Taking wakewords out of the equation is something that Google has attempted to crack in several patents, including “hot-word free” digital assistant tech that watches you move and listens to you speak, “on-device machine learning models” that learn from false positives and false negatives in speech interactions, and “soft endpointing” for more natural conversations.
But moving past wakewords isn’t easy. Without a wakeword, a digital assistant has little to grab onto to know that a user is speaking to it. This forces it to pay closer attention to its users in several ways, whether that means watching what they scroll past or listening to their movements. Depending on where the user data processing actually takes place, that kind of attention could present privacy concerns.
By plugging away at this capability, Google may signal that it wants to create more seamless interactions between digital assistants and users. Adding more intuitive features could help it fight its long standing battle with Amazon for dominance of the smart speaker market.

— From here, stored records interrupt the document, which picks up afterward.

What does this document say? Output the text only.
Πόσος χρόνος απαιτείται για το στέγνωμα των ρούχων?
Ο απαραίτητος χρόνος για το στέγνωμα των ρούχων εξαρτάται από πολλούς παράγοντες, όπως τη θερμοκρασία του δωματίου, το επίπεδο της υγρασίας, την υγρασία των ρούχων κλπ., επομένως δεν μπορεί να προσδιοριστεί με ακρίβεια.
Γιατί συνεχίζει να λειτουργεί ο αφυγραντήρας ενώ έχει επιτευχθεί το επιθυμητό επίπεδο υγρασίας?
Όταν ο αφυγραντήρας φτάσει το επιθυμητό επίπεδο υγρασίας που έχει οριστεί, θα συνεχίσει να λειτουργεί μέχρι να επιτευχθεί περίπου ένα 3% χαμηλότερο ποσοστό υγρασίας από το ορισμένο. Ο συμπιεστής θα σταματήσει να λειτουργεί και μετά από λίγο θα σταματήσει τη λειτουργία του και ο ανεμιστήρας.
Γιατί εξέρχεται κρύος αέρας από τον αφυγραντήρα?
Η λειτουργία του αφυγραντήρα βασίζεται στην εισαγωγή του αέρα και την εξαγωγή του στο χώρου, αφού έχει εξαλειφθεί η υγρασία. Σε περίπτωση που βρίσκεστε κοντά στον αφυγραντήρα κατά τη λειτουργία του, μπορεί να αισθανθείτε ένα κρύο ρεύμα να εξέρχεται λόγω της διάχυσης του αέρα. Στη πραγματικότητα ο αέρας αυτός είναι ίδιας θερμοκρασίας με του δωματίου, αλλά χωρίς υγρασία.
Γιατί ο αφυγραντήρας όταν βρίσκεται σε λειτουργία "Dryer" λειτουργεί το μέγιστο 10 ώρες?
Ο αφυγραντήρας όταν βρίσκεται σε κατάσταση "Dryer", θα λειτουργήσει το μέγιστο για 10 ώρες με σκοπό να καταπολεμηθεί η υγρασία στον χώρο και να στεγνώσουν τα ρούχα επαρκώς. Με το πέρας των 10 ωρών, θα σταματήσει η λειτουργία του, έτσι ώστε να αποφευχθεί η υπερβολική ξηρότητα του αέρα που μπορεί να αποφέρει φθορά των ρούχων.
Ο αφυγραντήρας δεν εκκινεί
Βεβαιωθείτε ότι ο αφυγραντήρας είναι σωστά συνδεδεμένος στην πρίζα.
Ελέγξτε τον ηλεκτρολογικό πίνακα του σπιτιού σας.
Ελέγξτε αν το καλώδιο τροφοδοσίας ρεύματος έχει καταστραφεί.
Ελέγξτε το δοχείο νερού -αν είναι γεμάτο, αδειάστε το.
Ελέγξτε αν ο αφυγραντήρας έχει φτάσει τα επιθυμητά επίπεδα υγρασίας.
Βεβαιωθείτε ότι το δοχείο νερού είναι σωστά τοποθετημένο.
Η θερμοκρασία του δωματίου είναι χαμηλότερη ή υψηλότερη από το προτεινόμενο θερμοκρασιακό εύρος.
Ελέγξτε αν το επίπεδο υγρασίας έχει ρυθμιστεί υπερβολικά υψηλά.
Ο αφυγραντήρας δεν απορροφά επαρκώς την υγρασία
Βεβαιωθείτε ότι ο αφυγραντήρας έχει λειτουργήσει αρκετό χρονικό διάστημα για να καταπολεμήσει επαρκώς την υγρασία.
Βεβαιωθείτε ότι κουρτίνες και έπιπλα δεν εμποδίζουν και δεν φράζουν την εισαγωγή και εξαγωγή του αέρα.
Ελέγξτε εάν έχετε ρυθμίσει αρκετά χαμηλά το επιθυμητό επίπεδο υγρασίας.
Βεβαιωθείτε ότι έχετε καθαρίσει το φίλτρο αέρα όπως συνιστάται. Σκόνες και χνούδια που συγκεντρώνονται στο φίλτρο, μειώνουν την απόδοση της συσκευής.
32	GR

Google isn’t the only company aiming to make its voice assistants more intuitive. Apple took a shift in that direction with its launch of iOS 17 in September, where it launched the capability to drop the “hey” from “Hey, Siri.” It also recently filed a patent for “directional voice sensing” using “optical detection,” which uses AI to pick up vibrations using synchronized light emitters.
Amazon, meanwhile, has long offered the one-word “Alexa” or “Echo” activation trigger for its voice assistants, and has attempted to make interaction with its speakers less clunky with things like emotion recognition and listening for “environmental noises.”